OTTAWA – The federal department in charge of retirement benefits has quietly been reviewing its protocols amid concerns that military spouses were wrongfully being rejected for old age security payments.
That review has been ongoing since at least June after reports emerged of at least one military spouse being asked for myriad documentation, including mortgage payments and high school graduation records, to prove her eligibility for the OAS.
Her husband, a veteran, was reportedly easily approved for the pension payments.
Speaking points and background material provided to then-employment minister Pierre Poilievre in early June suggest the department should have approved the woman’s application for OAS and that other military spouses applying for benefits should seamlessly receive them as well.
The department doesn’t know how widespread the issue is — Service Canada doesn’t track specific information on military spouses — but only about one in 10 OAS applicants doesn’t receive a pension payment in the first month of entitlement.

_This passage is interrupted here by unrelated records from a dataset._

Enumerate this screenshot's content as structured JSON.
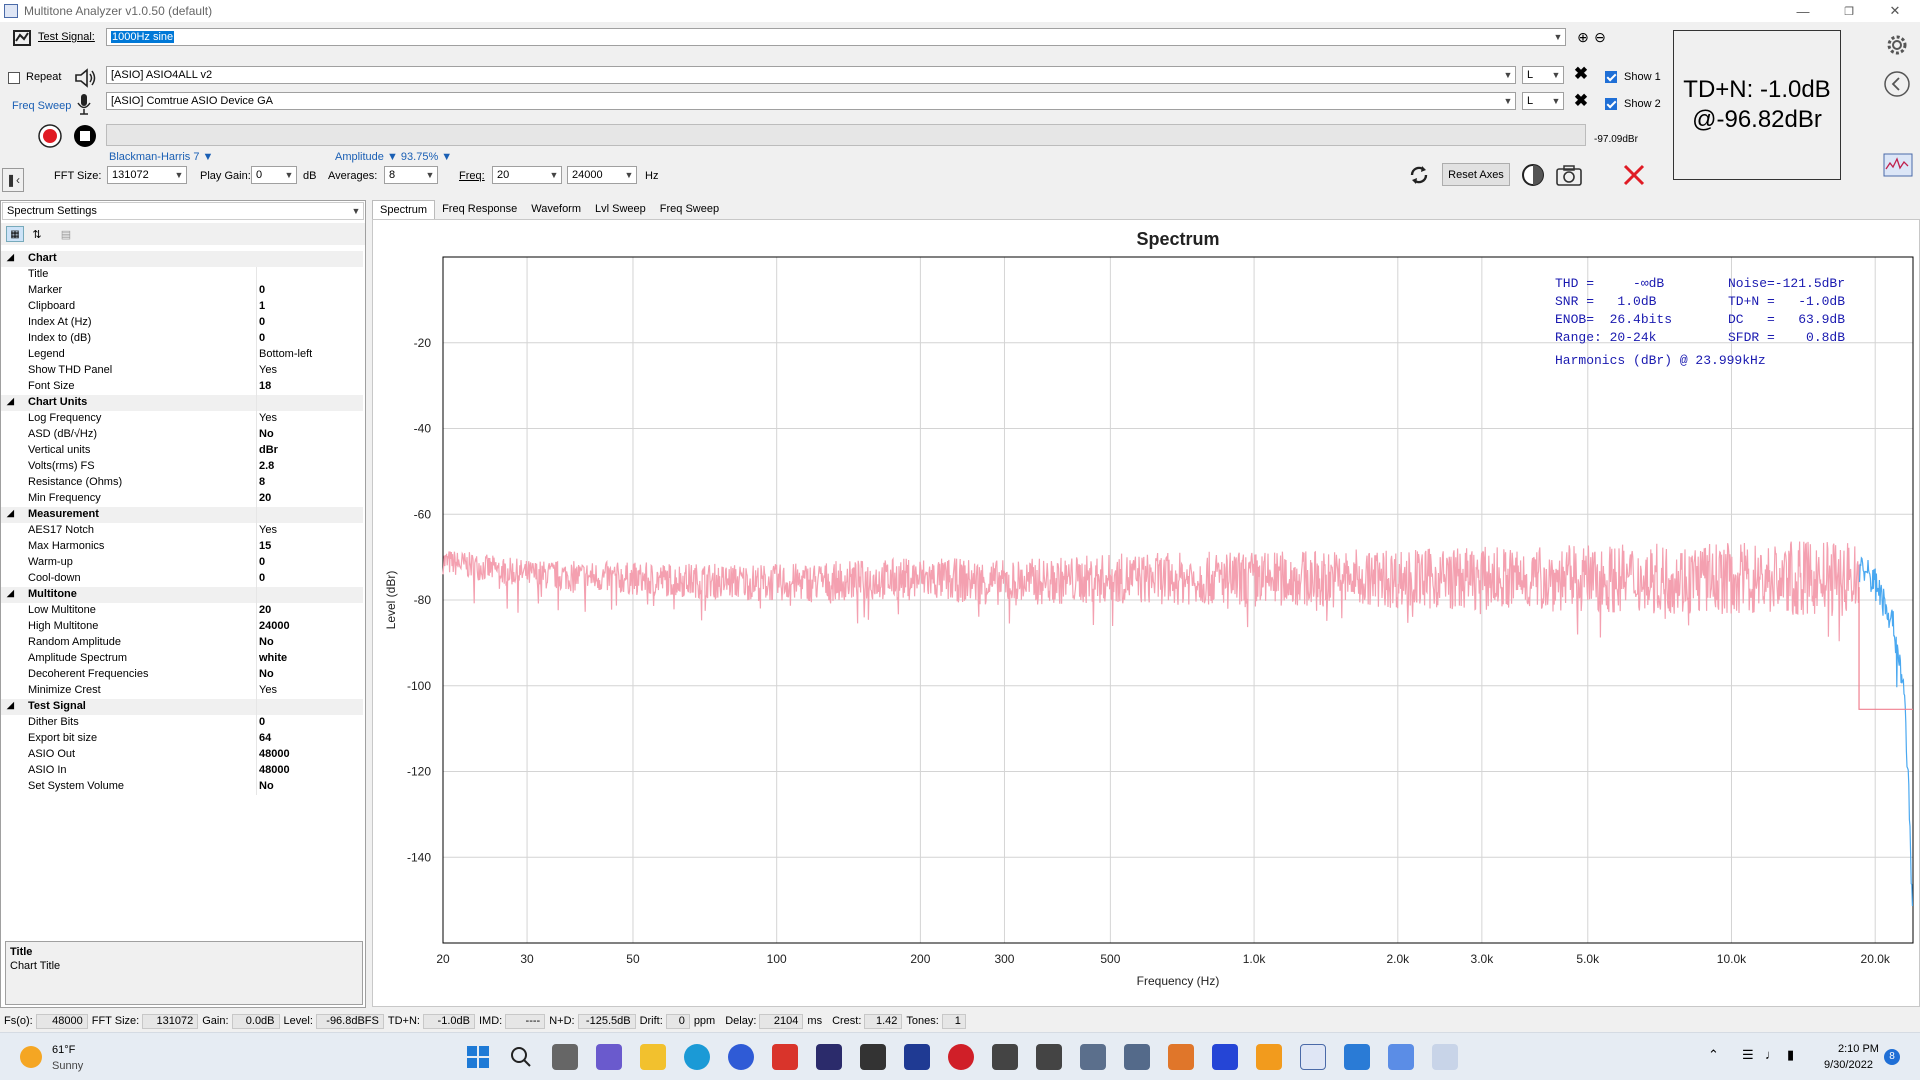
{
  "window": {
    "title": "Multitone Analyzer v1.0.50 (default)"
  },
  "toolbar": {
    "test_signal_label": "Test Signal:",
    "test_signal_value": "1000Hz sine",
    "repeat_label": "Repeat",
    "freq_sweep_label": "Freq Sweep",
    "output_device": "[ASIO] ASIO4ALL v2",
    "input_device": "[ASIO] Comtrue ASIO Device GA",
    "out_channel": "L",
    "in_channel": "L",
    "show1_label": "Show 1",
    "show2_label": "Show 2",
    "level_readout": "-97.09dBr",
    "window_func": "Blackman-Harris 7 ▼",
    "amplitude_label": "Amplitude ▼ 93.75% ▼",
    "fft_size_label": "FFT Size:",
    "fft_size_value": "131072",
    "play_gain_label": "Play Gain:",
    "play_gain_value": "0",
    "play_gain_unit": "dB",
    "averages_label": "Averages:",
    "averages_value": "8",
    "freq_label": "Freq:",
    "freq_low": "20",
    "freq_high": "24000",
    "freq_unit": "Hz",
    "reset_axes_label": "Reset Axes"
  },
  "tdn_box": {
    "line1": "TD+N: -1.0dB",
    "line2": "@-96.82dBr"
  },
  "settings": {
    "dropdown": "Spectrum Settings",
    "groups": [
      {
        "name": "Chart",
        "items": [
          [
            "Title",
            ""
          ],
          [
            "Marker",
            "0"
          ],
          [
            "Clipboard",
            "1"
          ],
          [
            "Index At (Hz)",
            "0"
          ],
          [
            "Index to (dB)",
            "0"
          ],
          [
            "Legend",
            "Bottom-left"
          ],
          [
            "Show THD Panel",
            "Yes"
          ],
          [
            "Font Size",
            "18"
          ]
        ]
      },
      {
        "name": "Chart Units",
        "items": [
          [
            "Log Frequency",
            "Yes"
          ],
          [
            "ASD (dB/√Hz)",
            "No"
          ],
          [
            "Vertical units",
            "dBr"
          ],
          [
            "Volts(rms) FS",
            "2.8"
          ],
          [
            "Resistance (Ohms)",
            "8"
          ],
          [
            "Min Frequency",
            "20"
          ]
        ]
      },
      {
        "name": "Measurement",
        "items": [
          [
            "AES17 Notch",
            "Yes"
          ],
          [
            "Max Harmonics",
            "15"
          ],
          [
            "Warm-up",
            "0"
          ],
          [
            "Cool-down",
            "0"
          ]
        ]
      },
      {
        "name": "Multitone",
        "items": [
          [
            "Low Multitone",
            "20"
          ],
          [
            "High Multitone",
            "24000"
          ],
          [
            "Random Amplitude",
            "No"
          ],
          [
            "Amplitude Spectrum",
            "white"
          ],
          [
            "Decoherent Frequencies",
            "No"
          ],
          [
            "Minimize Crest",
            "Yes"
          ]
        ]
      },
      {
        "name": "Test Signal",
        "items": [
          [
            "Dither Bits",
            "0"
          ],
          [
            "Export bit size",
            "64"
          ],
          [
            "ASIO Out",
            "48000"
          ],
          [
            "ASIO In",
            "48000"
          ],
          [
            "Set System Volume",
            "No"
          ]
        ]
      }
    ],
    "help_title": "Title",
    "help_text": "Chart Title"
  },
  "tabs": [
    "Spectrum",
    "Freq Response",
    "Waveform",
    "Lvl Sweep",
    "Freq Sweep"
  ],
  "chart_data": {
    "type": "line",
    "title": "Spectrum",
    "xlabel": "Frequency (Hz)",
    "ylabel": "Level (dBr)",
    "x_scale": "log",
    "xlim": [
      20,
      24000
    ],
    "ylim": [
      -160,
      0
    ],
    "x_ticks": [
      20,
      30,
      50,
      100,
      200,
      300,
      500,
      1000,
      2000,
      3000,
      5000,
      10000,
      20000
    ],
    "x_tick_labels": [
      "20",
      "30",
      "50",
      "100",
      "200",
      "300",
      "500",
      "1.0k",
      "2.0k",
      "3.0k",
      "5.0k",
      "10.0k",
      "20.0k"
    ],
    "y_ticks": [
      -20,
      -40,
      -60,
      -80,
      -100,
      -120,
      -140
    ],
    "grid": true,
    "series": [
      {
        "color": "#f4a0b0",
        "x": [
          20,
          30,
          50,
          100,
          200,
          300,
          500,
          1000,
          2000,
          3000,
          5000,
          10000,
          18500
        ],
        "values": [
          -71,
          -74,
          -75,
          -76,
          -75,
          -76,
          -75,
          -75,
          -75,
          -75,
          -75,
          -75,
          -75
        ]
      },
      {
        "color": "#4aa8f0",
        "x": [
          18500,
          20000,
          21000,
          22000,
          23000,
          23500,
          24000
        ],
        "values": [
          -72,
          -76,
          -80,
          -88,
          -100,
          -125,
          -155
        ]
      }
    ],
    "stats": [
      [
        "THD =     -∞dB",
        "Noise=-121.5dBr"
      ],
      [
        "SNR =   1.0dB",
        "TD+N =   -1.0dB"
      ],
      [
        "ENOB=  26.4bits",
        "DC   =   63.9dB"
      ],
      [
        "Range: 20-24k",
        "SFDR =    0.8dB"
      ]
    ],
    "harmonics_label": "Harmonics (dBr) @ 23.999kHz"
  },
  "status": {
    "fs_label": "Fs(o):",
    "fs": "48000",
    "fft_label": "FFT Size:",
    "fft": "131072",
    "gain_label": "Gain:",
    "gain": "0.0dB",
    "level_label": "Level:",
    "level": "-96.8dBFS",
    "tdn_label": "TD+N:",
    "tdn": "-1.0dB",
    "imd_label": "IMD:",
    "imd": "----",
    "nd_label": "N+D:",
    "nd": "-125.5dB",
    "drift_label": "Drift:",
    "drift": "0",
    "drift_unit": "ppm",
    "delay_label": "Delay:",
    "delay": "2104",
    "delay_unit": "ms",
    "crest_label": "Crest:",
    "crest": "1.42",
    "tones_label": "Tones:",
    "tones": "1"
  },
  "taskbar": {
    "weather_temp": "61°F",
    "weather_desc": "Sunny",
    "time": "2:10 PM",
    "date": "9/30/2022",
    "badge": "8"
  }
}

A person has to have resided in Canada for a prescribed number of years before they qualify for payments.
Federal rules say that a person qualifying for old age security must have lived in Canada for at least 10 years if they never lived abroad. That number goes up to 20 years if that person has lived and worked overseas after turning 18.
In certain cases, that time outside the country can be considered as time at home in Canada. Among those cases are military members and spouses who are deployed abroad.
“Spouses who accompany military personnel may also be deemed a resident of Canada for the period of their absence,” said government spokeswoman Amelie Caron. “These periods count toward both eligibility and the amount of the OAS pension.”
Still, the department said, military spouses have to prove their eligibility by providing proper documentation, which can include passport stamps, customs declarations, airline or train tickets, or a letter from an employer attesting to the employment abroad.
The note to Poilievre said the department had to confirm a person’s absence was for one of the special cases outlined in federal regulations, to determine whether they could receive payments and how much they were entitled to each month.
Caron said the department is still reviewing existing procedures for applying for old age security to make sure they “remain responsive to the needs of Canadians.”